Café & Cigarros
[o  p o d e r  d a  p a l a v r a]
por Marcelo Träsel

As palavras estão perdendo o seu poder de comunicação. A publicidade é uma das grandes responsáveis, retirando o significado de vocábulos abstratos pela repetição e banalização. Maravilha, hoje, é o novo modelo da BMW. Liberdade é o que este novo sabão em pó dá à dona de casa. Trocar mercadorias no dia 25 de dezembro é amor.

É claro, a publicidade só pode neutralizar as palavras porque as escolas não garantem mais uma formação cultural. Poucas pessoas têm o costume de recorrer a dicionários para descobrir o que estão dizendo e a leitura é um hábito substituído pelas idas à academia. No limite, ninguém mais vai saber do que os outros estão falando em um vocabulário com pouco mais de cem palavras. Aí está o perigo da perda de significado das palavras. 

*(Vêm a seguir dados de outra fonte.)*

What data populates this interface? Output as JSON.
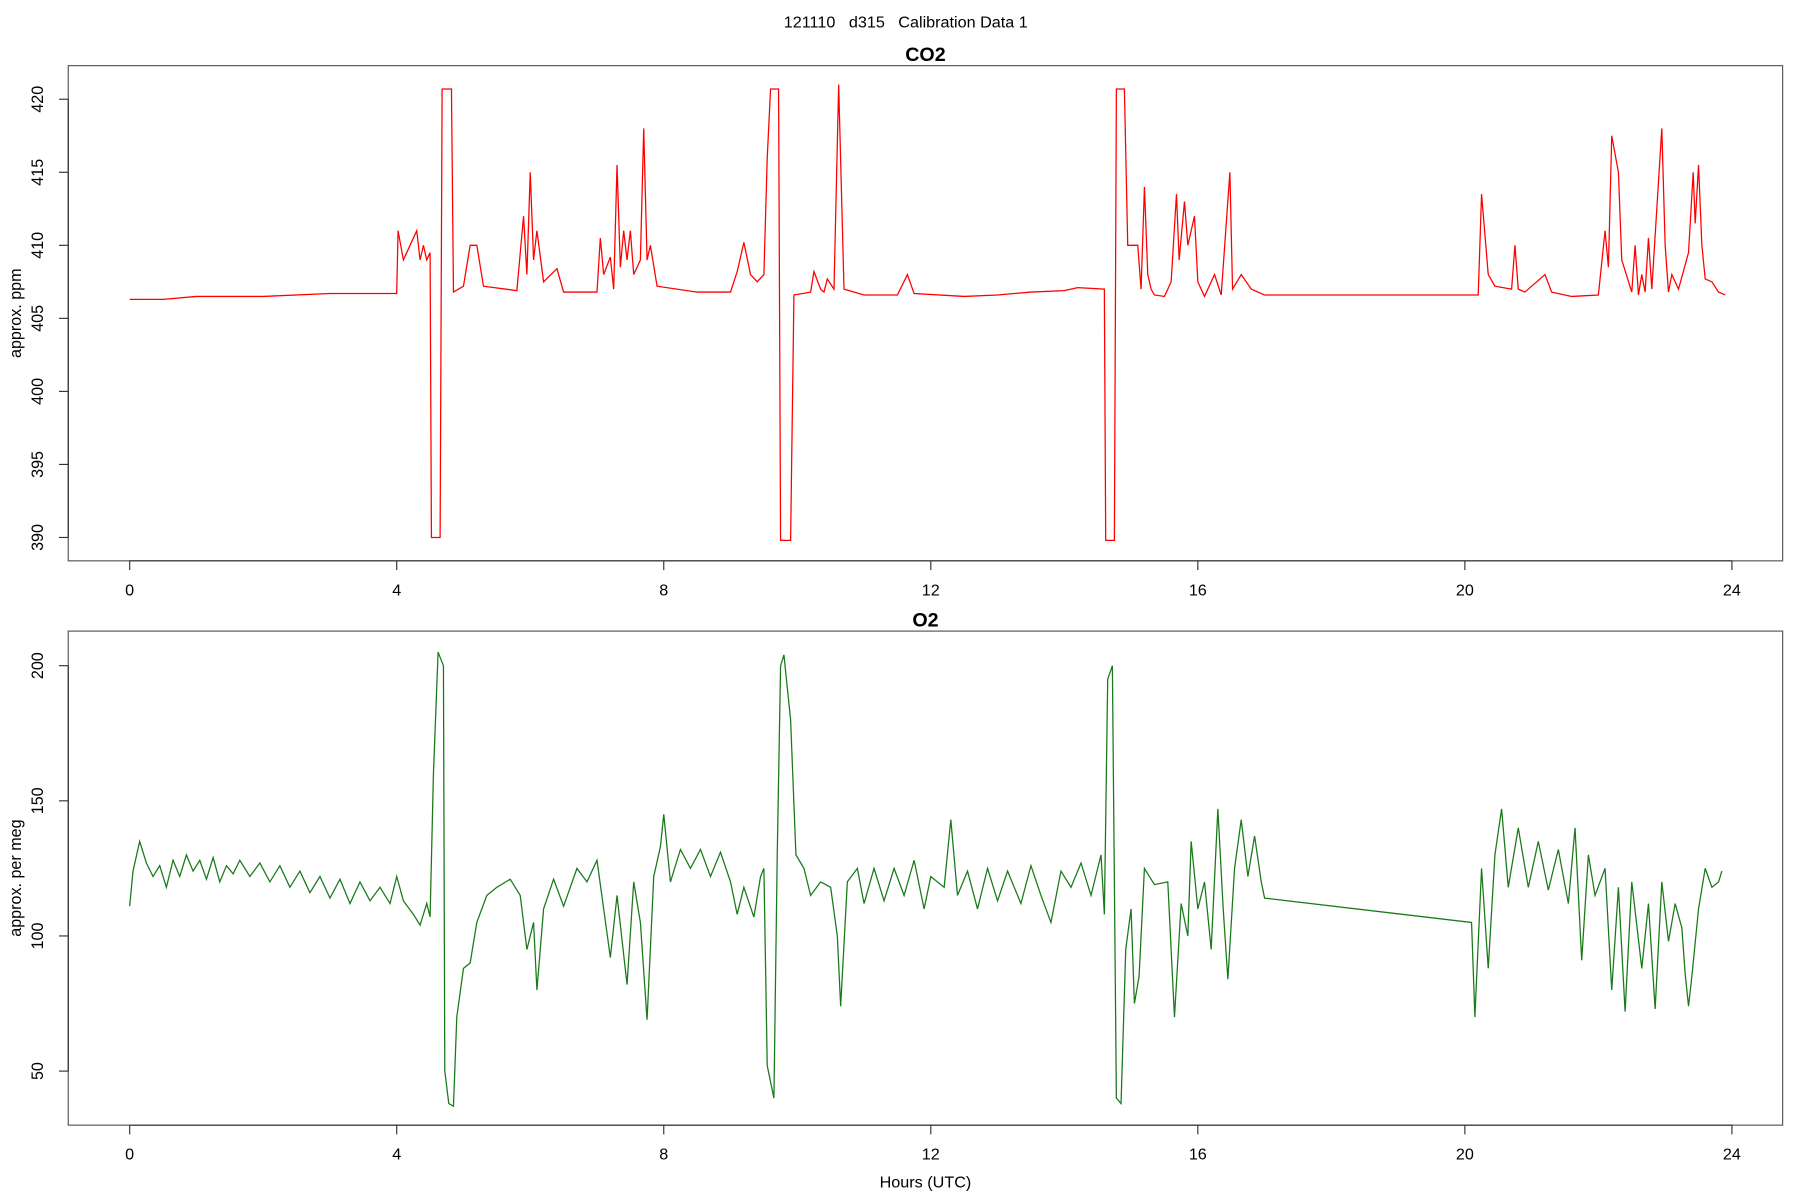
{
  "title": "121110   d315   Calibration Data 1",
  "chart_data": [
    {
      "type": "line",
      "title": "CO2",
      "ylabel": "approx. ppm",
      "color": "#ff0000",
      "xlim": [
        -0.92,
        24.76
      ],
      "xticks": [
        0,
        4,
        8,
        12,
        16,
        20,
        24
      ],
      "ylim": [
        388.4,
        422.3
      ],
      "yticks": [
        390,
        395,
        400,
        405,
        410,
        415,
        420
      ],
      "x": [
        0,
        0.5,
        1,
        2,
        3,
        4,
        4.02,
        4.1,
        4.2,
        4.3,
        4.35,
        4.4,
        4.45,
        4.5,
        4.52,
        4.65,
        4.68,
        4.82,
        4.85,
        5,
        5.1,
        5.2,
        5.3,
        5.8,
        5.9,
        5.95,
        6.0,
        6.05,
        6.1,
        6.2,
        6.4,
        6.5,
        7.0,
        7.05,
        7.1,
        7.2,
        7.25,
        7.3,
        7.35,
        7.4,
        7.45,
        7.5,
        7.55,
        7.65,
        7.7,
        7.75,
        7.8,
        7.9,
        8.5,
        9.0,
        9.1,
        9.2,
        9.3,
        9.4,
        9.5,
        9.55,
        9.6,
        9.72,
        9.75,
        9.9,
        9.95,
        10.2,
        10.25,
        10.35,
        10.4,
        10.45,
        10.55,
        10.62,
        10.7,
        11.0,
        11.5,
        11.65,
        11.75,
        12.5,
        13,
        13.5,
        14,
        14.2,
        14.6,
        14.62,
        14.75,
        14.78,
        14.9,
        14.95,
        15.1,
        15.15,
        15.2,
        15.25,
        15.3,
        15.35,
        15.5,
        15.6,
        15.68,
        15.72,
        15.8,
        15.85,
        15.95,
        16.0,
        16.1,
        16.25,
        16.35,
        16.48,
        16.52,
        16.65,
        16.8,
        17.0,
        20.2,
        20.25,
        20.35,
        20.45,
        20.7,
        20.75,
        20.8,
        20.9,
        21.2,
        21.3,
        21.6,
        22.0,
        22.1,
        22.15,
        22.2,
        22.3,
        22.35,
        22.5,
        22.55,
        22.6,
        22.65,
        22.7,
        22.75,
        22.8,
        22.95,
        23.0,
        23.05,
        23.1,
        23.2,
        23.35,
        23.42,
        23.45,
        23.5,
        23.55,
        23.6,
        23.7,
        23.8,
        23.9
      ],
      "values": [
        406.3,
        406.3,
        406.5,
        406.5,
        406.7,
        406.7,
        411,
        409,
        410,
        411,
        409,
        410,
        409,
        409.5,
        390,
        390,
        420.7,
        420.7,
        406.8,
        407.2,
        410,
        410,
        407.2,
        406.9,
        412,
        408,
        415,
        409,
        411,
        407.5,
        408.4,
        406.8,
        406.8,
        410.5,
        408,
        409.2,
        407,
        415.5,
        408.5,
        411,
        409,
        411,
        408,
        409,
        418,
        409,
        410,
        407.2,
        406.8,
        406.8,
        408.2,
        410.2,
        408,
        407.5,
        408,
        416,
        420.7,
        420.7,
        389.8,
        389.8,
        406.6,
        406.8,
        408.2,
        407,
        406.8,
        407.7,
        407,
        421,
        407,
        406.6,
        406.6,
        408,
        406.7,
        406.5,
        406.6,
        406.8,
        406.9,
        407.1,
        407,
        389.8,
        389.8,
        420.7,
        420.7,
        410,
        410,
        407,
        414,
        408,
        407,
        406.6,
        406.5,
        407.5,
        413.5,
        409,
        413,
        410,
        412,
        407.5,
        406.5,
        408,
        406.6,
        415,
        407,
        408,
        407,
        406.6,
        406.6,
        413.5,
        408,
        407.2,
        407,
        410,
        407,
        406.8,
        408,
        406.8,
        406.5,
        406.6,
        411,
        408.5,
        417.5,
        415,
        409,
        406.8,
        410,
        406.6,
        408,
        406.8,
        410.5,
        407,
        418,
        410,
        406.8,
        408,
        407,
        409.5,
        415,
        411.5,
        415.5,
        410,
        407.7,
        407.5,
        406.8,
        406.6
      ]
    },
    {
      "type": "line",
      "title": "O2",
      "ylabel": "approx. per meg",
      "xlabel": "Hours (UTC)",
      "color": "#1a7a1a",
      "xlim": [
        -0.92,
        24.76
      ],
      "xticks": [
        0,
        4,
        8,
        12,
        16,
        20,
        24
      ],
      "ylim": [
        30.0,
        212.8
      ],
      "yticks": [
        50,
        100,
        150,
        200
      ],
      "x": [
        0,
        0.05,
        0.15,
        0.25,
        0.35,
        0.45,
        0.55,
        0.65,
        0.75,
        0.85,
        0.95,
        1.05,
        1.15,
        1.25,
        1.35,
        1.45,
        1.55,
        1.65,
        1.8,
        1.95,
        2.1,
        2.25,
        2.4,
        2.55,
        2.7,
        2.85,
        3.0,
        3.15,
        3.3,
        3.45,
        3.6,
        3.75,
        3.9,
        4.0,
        4.1,
        4.25,
        4.35,
        4.45,
        4.5,
        4.55,
        4.62,
        4.7,
        4.72,
        4.78,
        4.85,
        4.9,
        5.0,
        5.1,
        5.2,
        5.35,
        5.5,
        5.7,
        5.85,
        5.95,
        6.05,
        6.1,
        6.2,
        6.35,
        6.5,
        6.7,
        6.85,
        7.0,
        7.1,
        7.2,
        7.3,
        7.45,
        7.55,
        7.65,
        7.75,
        7.85,
        7.95,
        8.0,
        8.1,
        8.25,
        8.4,
        8.55,
        8.7,
        8.85,
        9.0,
        9.1,
        9.2,
        9.35,
        9.45,
        9.5,
        9.55,
        9.65,
        9.7,
        9.75,
        9.8,
        9.9,
        9.98,
        10.1,
        10.2,
        10.35,
        10.5,
        10.6,
        10.65,
        10.75,
        10.9,
        11.0,
        11.15,
        11.3,
        11.45,
        11.6,
        11.75,
        11.9,
        12.0,
        12.2,
        12.3,
        12.4,
        12.55,
        12.7,
        12.85,
        13.0,
        13.15,
        13.35,
        13.5,
        13.65,
        13.8,
        13.95,
        14.1,
        14.25,
        14.4,
        14.55,
        14.6,
        14.65,
        14.72,
        14.78,
        14.85,
        14.92,
        15.0,
        15.05,
        15.12,
        15.2,
        15.35,
        15.55,
        15.65,
        15.75,
        15.85,
        15.9,
        16.0,
        16.1,
        16.2,
        16.3,
        16.38,
        16.45,
        16.55,
        16.65,
        16.75,
        16.85,
        16.95,
        17.0,
        20.1,
        20.15,
        20.25,
        20.35,
        20.45,
        20.55,
        20.65,
        20.8,
        20.95,
        21.1,
        21.25,
        21.4,
        21.55,
        21.65,
        21.75,
        21.85,
        21.95,
        22.1,
        22.2,
        22.3,
        22.4,
        22.5,
        22.65,
        22.75,
        22.85,
        22.95,
        23.05,
        23.15,
        23.25,
        23.3,
        23.35,
        23.4,
        23.5,
        23.6,
        23.7,
        23.8,
        23.85
      ],
      "values": [
        111,
        124,
        135,
        127,
        122,
        126,
        118,
        128,
        122,
        130,
        124,
        128,
        121,
        129,
        120,
        126,
        123,
        128,
        122,
        127,
        120,
        126,
        118,
        124,
        116,
        122,
        114,
        121,
        112,
        120,
        113,
        118,
        112,
        122,
        113,
        108,
        104,
        112,
        107,
        160,
        205,
        200,
        50,
        38,
        37,
        70,
        88,
        90,
        105,
        115,
        118,
        121,
        115,
        95,
        105,
        80,
        110,
        121,
        111,
        125,
        120,
        128,
        110,
        92,
        115,
        82,
        120,
        105,
        69,
        122,
        133,
        145,
        120,
        132,
        125,
        132,
        122,
        131,
        120,
        108,
        118,
        107,
        122,
        125,
        52,
        40,
        130,
        200,
        204,
        180,
        130,
        125,
        115,
        120,
        118,
        100,
        74,
        120,
        125,
        112,
        125,
        113,
        125,
        115,
        128,
        110,
        122,
        118,
        143,
        115,
        124,
        110,
        125,
        113,
        124,
        112,
        126,
        115,
        105,
        124,
        118,
        127,
        115,
        130,
        108,
        195,
        200,
        40,
        38,
        95,
        110,
        75,
        85,
        125,
        119,
        120,
        70,
        112,
        100,
        135,
        110,
        120,
        95,
        147,
        110,
        84,
        125,
        143,
        122,
        137,
        120,
        114,
        105,
        70,
        125,
        88,
        130,
        147,
        118,
        140,
        118,
        135,
        117,
        132,
        112,
        140,
        91,
        130,
        115,
        125,
        80,
        118,
        72,
        120,
        88,
        112,
        73,
        120,
        98,
        112,
        103,
        86,
        74,
        85,
        110,
        125,
        118,
        120,
        124
      ]
    }
  ]
}
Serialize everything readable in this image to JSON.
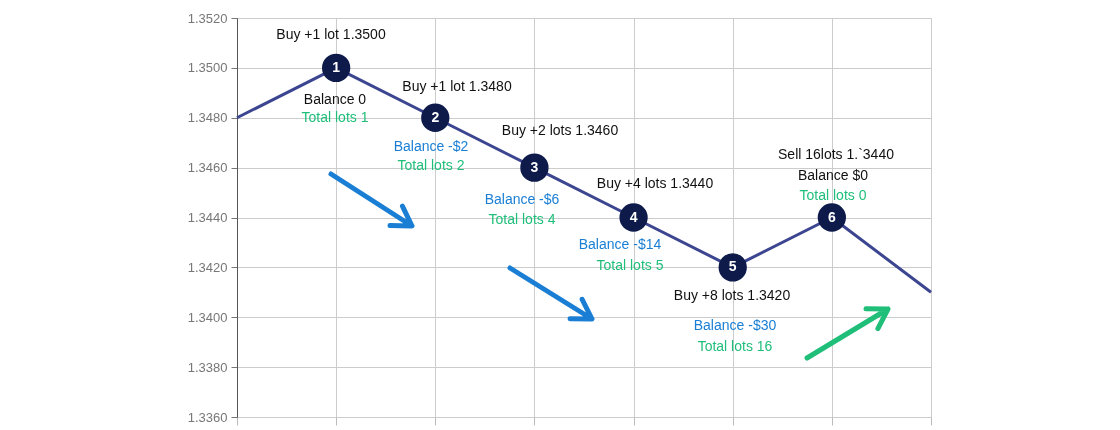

O psiquiatra porto-alegrense, Guido Rojas, costuma dizer que a psicologia vai terminar na lingüística, porque no fundo todos os problemas psicológicos são devidos a erros na comunicação inter ou intrapessoal. A capacidade de falar distingue o ser humano dos outros animais e foi o que permitiu o desenvolvimento tecnológico, social, filosófico. A palavra permite ao homem transformar seus pensamentos e sentimentos – que em geral já são expressos em palavras – em uma forma que outros homens compreendam. Mesmo quando todos envolvidos têm intimidade com o dicionário, gestos, entonação e outros complementos comunicacionais podem levar a erros de interpretação. Isto porque a palavra é a transposição da transposição de um pensamento/sentimento, gerando o efeito telefone-sem-fio. Imagine-se as catástrofes que ocorrem quando as pessoas que tentam se comunicar não têm uma boa formação cultural. Wittgenstein escreveu que "os limites de meu mundo são os limites de minha linguagem". Somente as coisas que podemos nomear existem, entre elas, sentimentos.

Não é à toa que na África a palavra é sagrada. Os nativos a utilizam muito pouco, justamente porque acreditam que ela tem enorme poder e o perde com o uso banal. Falam apenas o estritamente necessário e escolhem muito bem os termos. Na civilização, todos os dias cai sobre nós um enorme dilúvio de frases. A maior parte delas, idiota e inútil, não comunica nada importante e termina por cair no vazio. O resultado é um tipo de anestesia vocabular, que nos faz deixar inclusive de prestar atenção às palavras. Com imagens ocorre a mesma coisa. Para usar um exemplo clichê, ninguém mais fica surpreso ou indignado ao ver um mendigo dormindo no chão durante o inverno. 

O medo de que daqui a alguns anos percamos a capacidade de nos comunicar decentemente não é infundado. Um pesquisador norte-americano inventou um emulador de discurso pós-moderno, que mistura expressões comuns de pensadores do gênero e forma um artigo aparentemente denso, mas que na verdade não significa absolutamente nada. Quem presta atenção às letras de pagodes e bailes funk já sabe que elas não comunicam mais, apesar de todas utilizarem palavras de significado rico e poderoso, como “saudades”, “amor”, “raiva”. Mas talvez o fim do discurso não seja de todo mau. Pensando bem, as pessoas raramente têm algo que preste a dizer.